Les militants des classes populaires sont relativement faciles à définir. Il s'agit bien souvent de populations exerçant une activité salariée (employé, ouvrier

etc.) et issues du petit artisanat. Au début de la période que nous étudions, s’ajoutent les personnes travaillant dans l'enseignement public et le reste de la fonction publique, constituant la base des classes moyennes : ce sont des milieux républicains attachés à l'école laïque. L'autre groupe social, qui s’agrège au dispositif est plus délicat à cerner. En le définissant comme « bourgeois », on userait d’un terme trop flou et porteur d'idées reçues et de stéréotypes. Tout bien pesé, l’appellation « intellectuel » telle que nous l’avons définie précédemment, permet de s’approcher au plus près de la réalité des faits. Ces intellectuels trouvent un relais auprès de la population à travers les associations d’éducation populaire. C’est dans ce cadre associatif qu’apparaissent les « strates intermédiaires » et « éveilleurs » déjà évoqués. Ces associations, par leurs actions, par les articles qu’elles publient dans les différents organes, par leurs discours, diffusent ces valeurs ; de plus, elles permettent à ces personnalités de rencontrer les militants de base, lors des différents événements organisés, qu’il s’agisse de remises des prix, Fêtes Civiques de la Jeunesse ou de kermesses.

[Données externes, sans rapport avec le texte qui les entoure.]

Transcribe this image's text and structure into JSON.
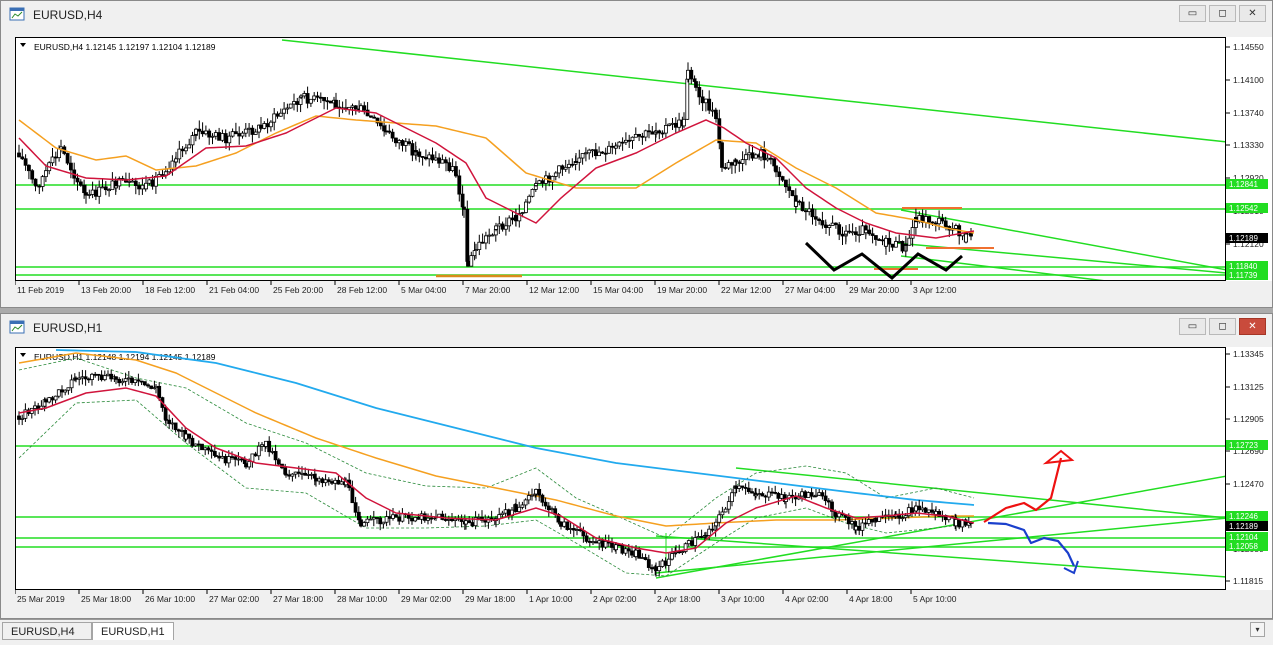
{
  "top": {
    "window_title": "EURUSD,H4",
    "header": "EURUSD,H4  1.12145 1.12197 1.12104 1.12189",
    "price_labels": [
      "1.14550",
      "1.14100",
      "1.13740",
      "1.13330",
      "1.12920",
      "1.12510",
      "1.12120",
      "1.11730"
    ],
    "levels": [
      "1.12841",
      "1.12542",
      "1.12189",
      "1.11840",
      "1.11739"
    ],
    "dates": [
      "11 Feb 2019",
      "13 Feb 20:00",
      "18 Feb 12:00",
      "21 Feb 04:00",
      "25 Feb 20:00",
      "28 Feb 12:00",
      "5 Mar 04:00",
      "7 Mar 20:00",
      "12 Mar 12:00",
      "15 Mar 04:00",
      "19 Mar 20:00",
      "22 Mar 12:00",
      "27 Mar 04:00",
      "29 Mar 20:00",
      "3 Apr 12:00"
    ]
  },
  "bottom": {
    "window_title": "EURUSD,H1",
    "header": "EURUSD,H1  1.12148 1.12194 1.12145 1.12189",
    "price_labels": [
      "1.13345",
      "1.13125",
      "1.12905",
      "1.12690",
      "1.12470",
      "1.12250",
      "1.12030",
      "1.11815"
    ],
    "levels": [
      "1.12723",
      "1.12246",
      "1.12189",
      "1.12104",
      "1.12058"
    ],
    "dates": [
      "25 Mar 2019",
      "25 Mar 18:00",
      "26 Mar 10:00",
      "27 Mar 02:00",
      "27 Mar 18:00",
      "28 Mar 10:00",
      "29 Mar 02:00",
      "29 Mar 18:00",
      "1 Apr 10:00",
      "2 Apr 02:00",
      "2 Apr 18:00",
      "3 Apr 10:00",
      "4 Apr 02:00",
      "4 Apr 18:00",
      "5 Apr 10:00"
    ]
  },
  "tabs": [
    "EURUSD,H4",
    "EURUSD,H1"
  ],
  "window_buttons": {
    "minimize": "▭",
    "maximize": "◻",
    "close": "✕"
  },
  "scroll_button": "▾",
  "colors": {
    "green": "#22dd22",
    "orange": "#f5a020",
    "crimson": "#d0143c",
    "blue": "#22aaee",
    "red_arrow": "#ee1111",
    "blue_arrow": "#1a3fcc"
  }
}
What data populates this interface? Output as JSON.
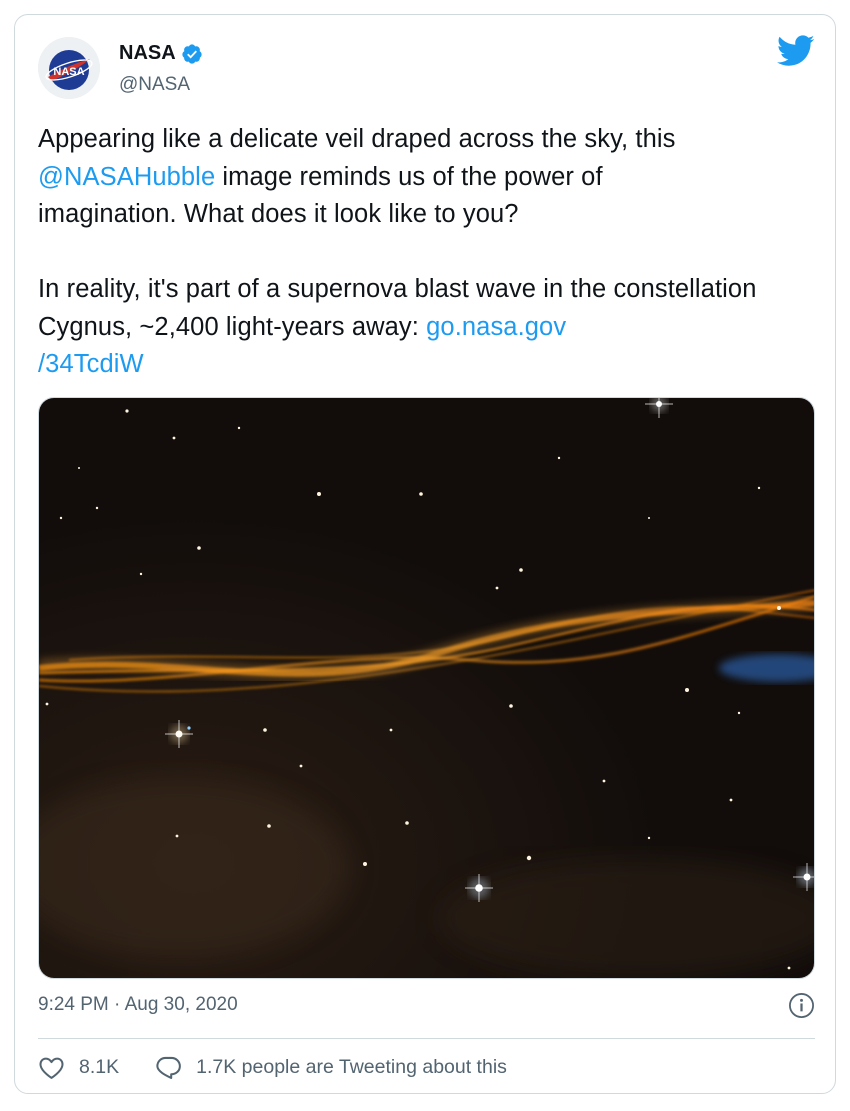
{
  "author": {
    "name": "NASA",
    "handle": "@NASA",
    "avatar_logo_text": "NASA",
    "verified_icon": "verified-badge-icon"
  },
  "brand_icon": "twitter-bird-icon",
  "tweet": {
    "line1_text": "Appearing like a delicate veil draped across the sky, this",
    "mention": "@NASAHubble",
    "line2_rest": " image reminds us of the power of",
    "line3_text": "imagination. What does it look like to you?",
    "para2_text": "In reality, it's part of a supernova blast wave in the constellation Cygnus, ~2,400 light-years away: ",
    "link_part1": "go.nasa.gov",
    "link_part2": "/34TcdiW"
  },
  "media": {
    "description_icon": "hubble-photo-image"
  },
  "timestamp": "9:24 PM · Aug 30, 2020",
  "actions": {
    "like_count": "8.1K",
    "tweeting_text": "1.7K people are Tweeting about this"
  },
  "colors": {
    "accent": "#1d9bf0",
    "text": "#0f1419",
    "secondary": "#536471",
    "border": "#cfd9de"
  }
}
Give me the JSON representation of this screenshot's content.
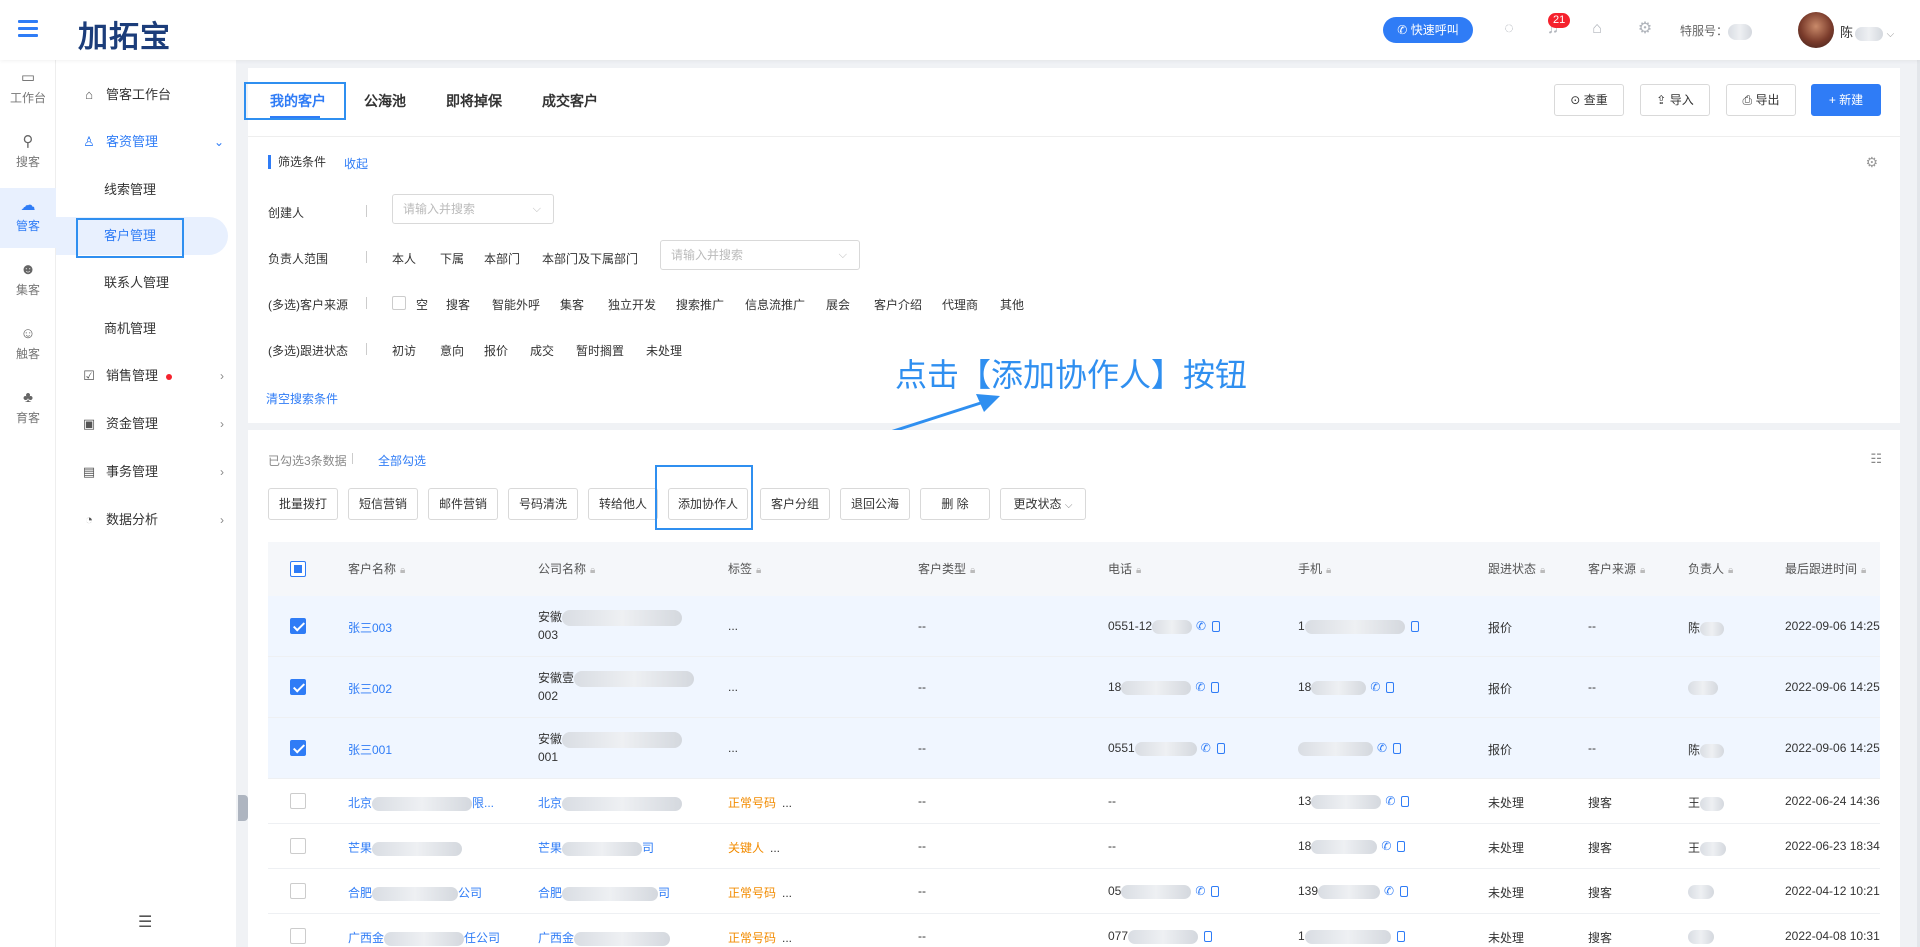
{
  "app": {
    "logo": "加拓宝",
    "quick_call": "快速呼叫",
    "notif_count": "21",
    "service_label": "特服号：",
    "user_name": "陈"
  },
  "rail": [
    {
      "label": "工作台",
      "icon": "monitor-icon"
    },
    {
      "label": "搜客",
      "icon": "search-user-icon"
    },
    {
      "label": "管客",
      "icon": "cloud-icon"
    },
    {
      "label": "集客",
      "icon": "group-icon"
    },
    {
      "label": "触客",
      "icon": "contact-icon"
    },
    {
      "label": "育客",
      "icon": "nurture-icon"
    }
  ],
  "sidenav": {
    "workbench": "管客工作台",
    "resource_mgmt": "客资管理",
    "leads": "线索管理",
    "customers": "客户管理",
    "contacts": "联系人管理",
    "opportunities": "商机管理",
    "sales": "销售管理",
    "funds": "资金管理",
    "affairs": "事务管理",
    "analytics": "数据分析"
  },
  "tabs": [
    "我的客户",
    "公海池",
    "即将掉保",
    "成交客户"
  ],
  "header_buttons": {
    "dedupe": "查重",
    "import": "导入",
    "export": "导出",
    "new": "+ 新建"
  },
  "filter": {
    "title": "筛选条件",
    "collapse": "收起",
    "creator_label": "创建人",
    "creator_placeholder": "请输入并搜索",
    "owner_label": "负责人范围",
    "owner_options": [
      "本人",
      "下属",
      "本部门",
      "本部门及下属部门"
    ],
    "owner_placeholder": "请输入并搜索",
    "source_label": "(多选)客户来源",
    "source_options": [
      "空",
      "搜客",
      "智能外呼",
      "集客",
      "独立开发",
      "搜索推广",
      "信息流推广",
      "展会",
      "客户介绍",
      "代理商",
      "其他"
    ],
    "status_label": "(多选)跟进状态",
    "status_options": [
      "初访",
      "意向",
      "报价",
      "成交",
      "暂时搁置",
      "未处理"
    ],
    "clear": "清空搜索条件"
  },
  "annotation": "点击【添加协作人】按钮",
  "list": {
    "selected_info": "已勾选3条数据",
    "select_all": "全部勾选",
    "actions": [
      "批量拨打",
      "短信营销",
      "邮件营销",
      "号码清洗",
      "转给他人",
      "添加协作人",
      "客户分组",
      "退回公海",
      "删 除",
      "更改状态"
    ],
    "columns": [
      "客户名称",
      "公司名称",
      "标签",
      "客户类型",
      "电话",
      "手机",
      "跟进状态",
      "客户来源",
      "负责人",
      "最后跟进时间"
    ],
    "rows": [
      {
        "name": "张三003",
        "company": "安徽",
        "company2": "003",
        "tag": "...",
        "type": "--",
        "phone": "0551-12",
        "mobile": "1",
        "status": "报价",
        "source": "--",
        "owner": "陈",
        "time": "2022-09-06 14:25"
      },
      {
        "name": "张三002",
        "company": "安徽壹",
        "company2": "002",
        "tag": "...",
        "type": "--",
        "phone": "18",
        "mobile": "18",
        "status": "报价",
        "source": "--",
        "owner": "",
        "time": "2022-09-06 14:25"
      },
      {
        "name": "张三001",
        "company": "安徽",
        "company2": "001",
        "tag": "...",
        "type": "--",
        "phone": "0551",
        "mobile": "",
        "status": "报价",
        "source": "--",
        "owner": "陈",
        "time": "2022-09-06 14:25"
      },
      {
        "name": "北京",
        "company": "北京",
        "tag": "正常号码",
        "type": "--",
        "phone": "--",
        "mobile": "13",
        "status": "未处理",
        "source": "搜客",
        "owner": "王",
        "time": "2022-06-24 14:36"
      },
      {
        "name": "芒果",
        "company": "芒果",
        "tag": "关键人",
        "type": "--",
        "phone": "--",
        "mobile": "18",
        "status": "未处理",
        "source": "搜客",
        "owner": "王",
        "time": "2022-06-23 18:34"
      },
      {
        "name": "合肥",
        "company": "合肥",
        "tag": "正常号码",
        "type": "--",
        "phone": "05",
        "mobile": "139",
        "status": "未处理",
        "source": "搜客",
        "owner": "",
        "time": "2022-04-12 10:21"
      },
      {
        "name": "广西金",
        "company": "广西金",
        "tag": "正常号码",
        "type": "--",
        "phone": "077",
        "mobile": "1",
        "status": "未处理",
        "source": "搜客",
        "owner": "",
        "time": "2022-04-08 10:31"
      }
    ]
  }
}
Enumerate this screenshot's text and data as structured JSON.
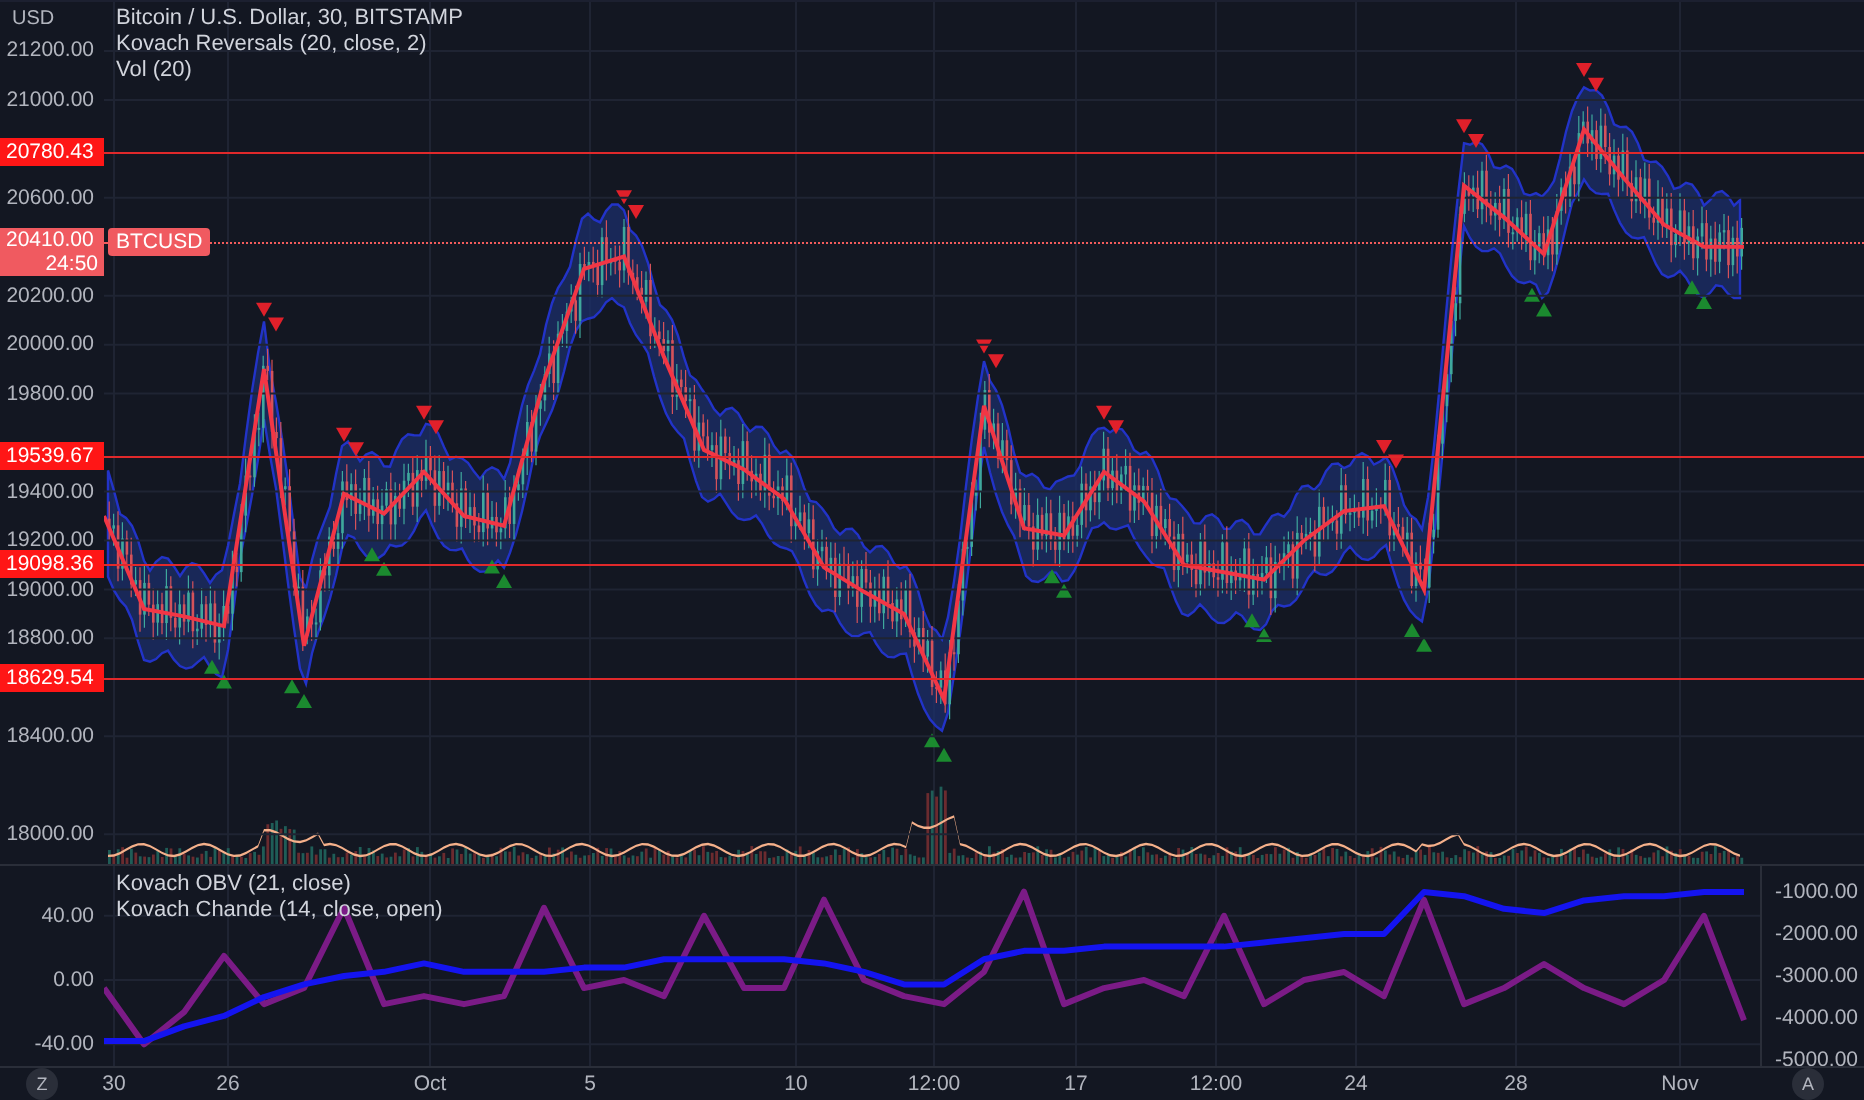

On peut donc parler d'une socialisation à travers les différentes couches de la société. Quand Georges Beauvisage prononce un discours devant les élèves et parents d'élèves des écoles de Filles du 3e arrondissement de Lyon le 28 juillet 1900, il est évident qu'il est en contact avec les organisateurs de la cérémonie (institutrices et parents d'élèves) qui sont aussi des militants de base de l’éducation populaire lyonnaise, et cela d'autant plus que sa venue pour ce type de cérémonies n'est pas exceptionnelle. Le même constat vaut pour Édouard Herriot lors des différentes cérémonies que sa position de maire de Lyon amène à présider.

Ce type de relations entre intellectuels et militants de base peut être rapproché du discours tenu par Lyautey dans « Le rôle social de l'officier », même si les positions politiques entre acteurs de l'éducation populaire et le maréchal

Lyautey sont évidemment différentes. Dans les deux cas, l'action entreprise repose en partie sur cette description que fait Lyautey de l'action sociale que peuvent entreprendre les classes privilégiées de la société48.

« A tous les privilégiés de l'intelligence, de l'éducation, de la fortune, il [M. de Voguë] rappelle que leur premiers devoirs sont envers les humbles et les déshérités et convie les bonnes volontés de tous partis, de toutes confessions, de toutes philosophies, à communier dans "la religion de la souffrance humaine" »

Cette conception de l'action sociale de l'intellectuel rejoint les idées de Le Play, qui comme nous l'avons vu exerce une forte influence sur ces intellectuels lyonnais impliqués dans l'éducation populaire.

Ce milieu associatif fait partie progressivement de la Ligue de l’Enseignement. Des événements comme les fêtes civiques de la jeunesse sont des moments fédérateurs de cette vie associative, qui rythment le calendrier des activités annuelles. Le lien entre les associations et les militants est assuré par un organe de presse comme le Réveil du Rhône, l’organe du Groupement Départemental de l’Enseignement Laïc (GDEL), antenne de la Ligue de l’Enseignement du Rhône.

Nous pouvons avoir un aperçu, à travers l’étude de ces mouvements, d’un monde qui a partiellement disparu, celui d’une société où le militantisme dans des mouvements associatifs ou syndicaux permettait de donner ou de renforcer un statut social.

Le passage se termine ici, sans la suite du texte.